Methods: The Westernized control diet containing 0.1% cholesterol and 30% kcal as fat was fed for 10 days to hApoBtg mice and for 14 days to LDLr^–/–/apobec^–/– mice. Animals from each genetic background were then divided into 2 groups based on gender and mean plasma total cholesterol (TC). The hApoBtg and LDLr^–/–/apobec^–/– mice either continued on the control diet for a total of 31 and 35 days, respectively or were fed 20% w/w whole ground flaxseed (flax) with comparable caloric, macronutrient and fiber content for 21 days. Blood was obtained after a 4 hour fast from all mice prior to feeding both control and flax diets, after 10 days on the flax diet, and after 21 days on the flax at which time all mice were exsanguinated.

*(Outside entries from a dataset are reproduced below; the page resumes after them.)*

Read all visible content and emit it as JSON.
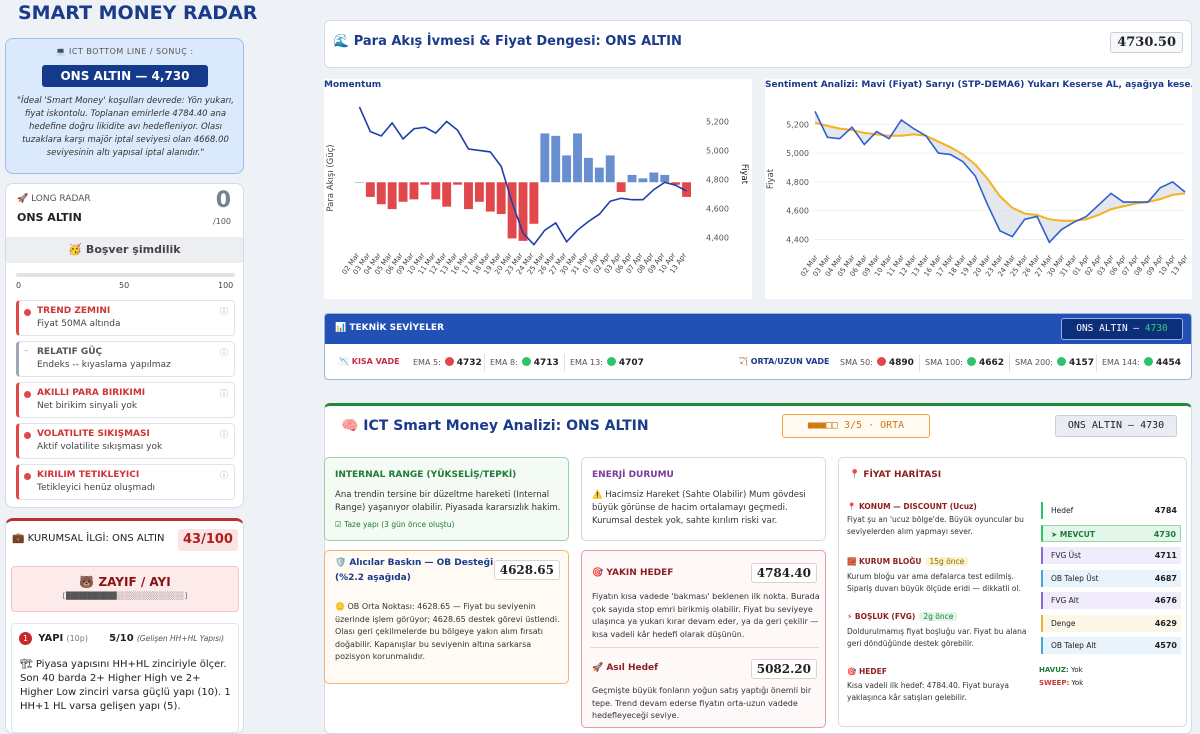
{
  "app_title": "SMART MONEY RADAR",
  "ict": {
    "header": "💻 ICT BOTTOM LINE / SONUÇ :",
    "pill": "ONS ALTIN  —  4,730",
    "desc": "\"İdeal 'Smart Money' koşulları devrede: Yön yukarı, fiyat iskontolu. Toplanan emirlerle 4784.40 ana hedefine doğru likidite avı hedefleniyor. Olası tuzaklara karşı majör iptal seviyesi olan 4668.00 seviyesinin altı yapısal iptal alanıdır.\""
  },
  "long_radar": {
    "header": "🚀 LONG RADAR",
    "name": "ONS ALTIN",
    "score": "0",
    "score_den": "/100",
    "status": "🥳 Boşver şimdilik",
    "progress": 0,
    "scale": [
      "0",
      "50",
      "100"
    ],
    "items": [
      {
        "title": "TREND ZEMINI",
        "desc": "Fiyat 50MA altında",
        "neutral": false
      },
      {
        "title": "RELATIF GÜÇ",
        "desc": "Endeks -- kıyaslama yapılmaz",
        "neutral": true
      },
      {
        "title": "AKILLI PARA BIRIKIMI",
        "desc": "Net birikim sinyali yok",
        "neutral": false
      },
      {
        "title": "VOLATILITE SIKIŞMASI",
        "desc": "Aktif volatilite sıkışması yok",
        "neutral": false
      },
      {
        "title": "KIRILIM TETIKLEYICI",
        "desc": "Tetikleyici henüz oluşmadı",
        "neutral": false
      }
    ],
    "info_glyph": "ⓘ"
  },
  "kurumsal": {
    "header": "💼 KURUMSAL İLGİ: ONS ALTIN",
    "value": "43/100",
    "zayif": "🐻 ZAYIF / AYI",
    "zbar": "[████████████░░░░░░░░░░░░░░░░]",
    "yapi": {
      "num": "1",
      "title": "YAPI",
      "sub": "(10p)",
      "score": "5/10",
      "score_note": "(Gelişen HH+HL Yapısı)",
      "desc": "🏗 Piyasa yapısını HH+HL zinciriyle ölçer. Son 40 barda 2+ Higher High ve 2+ Higher Low zinciri varsa güçlü yapı (10). 1 HH+1 HL varsa gelişen yapı (5)."
    }
  },
  "para": {
    "title": "🌊 Para Akış İvmesi & Fiyat Dengesi: ONS ALTIN",
    "value": "4730.50"
  },
  "chart_data": [
    {
      "type": "bar",
      "title": "Momentum",
      "ylabel": "Para Akışı (Güç)",
      "y2label": "Fiyat",
      "y2ticks": [
        "5,200",
        "5,000",
        "4,800",
        "4,600",
        "4,400"
      ],
      "y2lim": [
        4320,
        5300
      ],
      "categories": [
        "02 Mar",
        "03 Mar",
        "04 Mar",
        "05 Mar",
        "06 Mar",
        "09 Mar",
        "10 Mar",
        "11 Mar",
        "12 Mar",
        "13 Mar",
        "16 Mar",
        "17 Mar",
        "18 Mar",
        "19 Mar",
        "20 Mar",
        "23 Mar",
        "24 Mar",
        "25 Mar",
        "26 Mar",
        "27 Mar",
        "30 Mar",
        "31 Mar",
        "01 Apr",
        "02 Apr",
        "03 Apr",
        "06 Apr",
        "07 Apr",
        "08 Apr",
        "09 Apr",
        "10 Apr",
        "13 Apr"
      ],
      "series": [
        {
          "values": [
            0,
            -0.3,
            -0.45,
            -0.55,
            -0.4,
            -0.35,
            -0.05,
            -0.35,
            -0.5,
            -0.05,
            -0.55,
            -0.4,
            -0.6,
            -0.65,
            -1.15,
            -1.2,
            -0.85,
            1.0,
            0.95,
            0.55,
            1.0,
            0.5,
            0.3,
            0.55,
            -0.2,
            0.15,
            0.08,
            0.2,
            0.15,
            -0.05,
            -0.3
          ]
        },
        {
          "values": [
            5300,
            5130,
            5100,
            5190,
            5080,
            5150,
            5160,
            5120,
            5200,
            5140,
            5010,
            5000,
            4990,
            4890,
            4640,
            4430,
            4350,
            4450,
            4500,
            4370,
            4450,
            4510,
            4560,
            4650,
            4670,
            4660,
            4660,
            4730,
            4780,
            4760,
            4720
          ]
        }
      ]
    },
    {
      "type": "line",
      "title": "Sentiment Analizi: Mavi (Fiyat) Sarıyı (STP-DEMA6) Yukarı Keserse AL, aşağıya kese...",
      "ylabel": "Fiyat",
      "yticks": [
        "5,200",
        "5,000",
        "4,800",
        "4,600",
        "4,400"
      ],
      "ylim": [
        4320,
        5320
      ],
      "categories": [
        "02 Mar",
        "03 Mar",
        "04 Mar",
        "05 Mar",
        "06 Mar",
        "09 Mar",
        "10 Mar",
        "11 Mar",
        "12 Mar",
        "13 Mar",
        "16 Mar",
        "17 Mar",
        "18 Mar",
        "19 Mar",
        "20 Mar",
        "23 Mar",
        "24 Mar",
        "25 Mar",
        "26 Mar",
        "27 Mar",
        "30 Mar",
        "31 Mar",
        "01 Apr",
        "02 Apr",
        "03 Apr",
        "06 Apr",
        "07 Apr",
        "08 Apr",
        "09 Apr",
        "10 Apr",
        "13 Apr"
      ],
      "series": [
        {
          "values": [
            5290,
            5110,
            5100,
            5180,
            5060,
            5150,
            5100,
            5230,
            5170,
            5120,
            5000,
            4990,
            4940,
            4840,
            4640,
            4460,
            4420,
            4540,
            4560,
            4380,
            4470,
            4520,
            4560,
            4640,
            4720,
            4660,
            4660,
            4660,
            4760,
            4800,
            4730
          ]
        },
        {
          "values": [
            5210,
            5190,
            5170,
            5160,
            5140,
            5130,
            5120,
            5120,
            5130,
            5120,
            5080,
            5040,
            4990,
            4920,
            4820,
            4700,
            4620,
            4580,
            4570,
            4540,
            4530,
            4530,
            4540,
            4570,
            4610,
            4630,
            4650,
            4660,
            4680,
            4710,
            4720
          ]
        }
      ]
    }
  ],
  "teknik": {
    "header": "📊 TEKNİK SEVİYELER",
    "pill_name": "ONS ALTIN —",
    "pill_value": "4730",
    "kisa_label": "📉 KISA VADE",
    "orta_label": "🏹 ORTA/UZUN VADE",
    "kisa": [
      {
        "label": "EMA 5:",
        "value": "4732",
        "color": "#e04848"
      },
      {
        "label": "EMA 8:",
        "value": "4713",
        "color": "#2ec26a"
      },
      {
        "label": "EMA 13:",
        "value": "4707",
        "color": "#2ec26a"
      }
    ],
    "orta": [
      {
        "label": "SMA 50:",
        "value": "4890",
        "color": "#e04848"
      },
      {
        "label": "SMA 100:",
        "value": "4662",
        "color": "#2ec26a"
      },
      {
        "label": "SMA 200:",
        "value": "4157",
        "color": "#2ec26a"
      },
      {
        "label": "EMA 144:",
        "value": "4454",
        "color": "#2ec26a"
      }
    ]
  },
  "ict_main": {
    "title": "🧠 ICT Smart Money Analizi: ONS ALTIN",
    "score": "■■■□□   3/5 · ORTA",
    "pill": "ONS ALTIN — 4730",
    "internal": {
      "title": "INTERNAL RANGE (YÜKSELİŞ/TEPKİ)",
      "desc": "Ana trendin tersine bir düzeltme hareketi (Internal Range) yaşanıyor olabilir. Piyasada kararsızlık hakim.",
      "note": "☑ Taze yapı (3 gün önce oluştu)"
    },
    "enerji": {
      "title": "ENERJİ DURUMU",
      "desc": "⚠️ Hacimsiz Hareket (Sahte Olabilir) Mum gövdesi büyük görünse de hacim ortalamayı geçmedi. Kurumsal destek yok, sahte kırılım riski var."
    },
    "alici": {
      "title": "🛡️ Alıcılar Baskın — OB Desteği (%2.2 aşağıda)",
      "value": "4628.65",
      "desc": "🪙 OB Orta Noktası: 4628.65 — Fiyat bu seviyenin üzerinde işlem görüyor; 4628.65 destek görevi üstlendi. Olası geri çekilmelerde bu bölgeye yakın alım fırsatı doğabilir. Kapanışlar bu seviyenin altına sarkarsa pozisyon korunmalıdır."
    },
    "yakin": {
      "title": "🎯 YAKIN HEDEF",
      "value": "4784.40",
      "desc": "Fiyatın kısa vadede 'bakması' beklenen ilk nokta. Burada çok sayıda stop emri birikmiş olabilir. Fiyat bu seviyeye ulaşınca ya yukarı kırar devam eder, ya da geri çekilir — kısa vadeli kâr hedefi olarak düşünün."
    },
    "asil": {
      "title": "🚀 Asıl Hedef",
      "value": "5082.20",
      "desc": "Geçmişte büyük fonların yoğun satış yaptığı önemli bir tepe. Trend devam ederse fiyatın orta-uzun vadede hedefleyeceği seviye."
    }
  },
  "fiyat_haritasi": {
    "title": "📍 FİYAT HARİTASI",
    "konum_t": "📍 KONUM — DISCOUNT (Ucuz)",
    "konum_d": "Fiyat şu an 'ucuz bölge'de. Büyük oyuncular bu seviyelerden alım yapmayı sever.",
    "blok_t": "🧱 KURUM BLOĞU",
    "blok_badge": "15g önce",
    "blok_d": "Kurum bloğu var ama defalarca test edilmiş. Sipariş duvarı büyük ölçüde eridi — dikkatli ol.",
    "fvg_t": "⚡ BOŞLUK (FVG)",
    "fvg_badge": "2g önce",
    "fvg_d": "Doldurulmamış fiyat boşluğu var. Fiyat bu alana geri döndüğünde destek görebilir.",
    "hedef_t": "🎯 HEDEF",
    "hedef_d": "Kısa vadeli ilk hedef: 4784.40. Fiyat buraya yaklaşınca kâr satışları gelebilir.",
    "levels": [
      {
        "label": "Hedef",
        "value": "4784",
        "color": "#2ec26a",
        "bg": "#ffffff"
      },
      {
        "label": "➤ MEVCUT",
        "value": "4730",
        "color": "#2ec26a",
        "bg": "#e3f6ea"
      },
      {
        "label": "FVG Üst",
        "value": "4711",
        "color": "#8a6ad6",
        "bg": "#f1ecfc"
      },
      {
        "label": "OB Talep Üst",
        "value": "4687",
        "color": "#4aa3d8",
        "bg": "#e8f3fb"
      },
      {
        "label": "FVG Alt",
        "value": "4676",
        "color": "#8a6ad6",
        "bg": "#f1ecfc"
      },
      {
        "label": "Denge",
        "value": "4629",
        "color": "#e8b23a",
        "bg": "#fdf7e7"
      },
      {
        "label": "OB Talep Alt",
        "value": "4570",
        "color": "#4aa3d8",
        "bg": "#e8f3fb"
      }
    ],
    "havuz_label": "HAVUZ:",
    "havuz_value": "Yok",
    "sweep_label": "SWEEP:",
    "sweep_value": "Yok"
  },
  "colors": {
    "bar_pos": "#6a8fd0",
    "bar_neg": "#e0484c",
    "price_line": "#1f3fa8",
    "dema_line": "#f5b21e",
    "sent_line": "#2f5fd0"
  }
}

Results: The control diet increased TC by >100 mg/dl in the hApoBtg with a greater increase observed in males and by 800 mg/dl in mice lacking the LDLr. After 3 weeks, the flax diet significantly reduced plasma TC by 19% and 22% in hApoBtg and LDLr^–/–/apobec^–/–, respectively and non-high density lipoprotein cholesterol (non-HDL-C) by 24% in both models (p for all <0.05). Flax significantly reduced hepatic cholesterol in hApoBtg by 32% and 47% in males and females, respectively and LDLr^–/–/apobec^–/– mice by 66%. Flax had no effect on the expression of the following hepatic genes: LDLr, 3-hydroxy-3-methylglutaryl (HMG) CoA reductase, phospholipid transfer protein, cholesterol 7 hydroxylase, fatty acid synthase, and acyl CoA oxidase in either mouse model.

Conclusions: Flaxseed reduces plasma and hepatic cholesterol in hApoBtg mice, but had no effect on hepatic lipogenic genes and was equally effective in mice lacking LDLr. The combined data suggest that the lipid lowering effect of flax is not hepatic mediated and may be at the level of cholesterol absorption and/or bile acid reabsorption.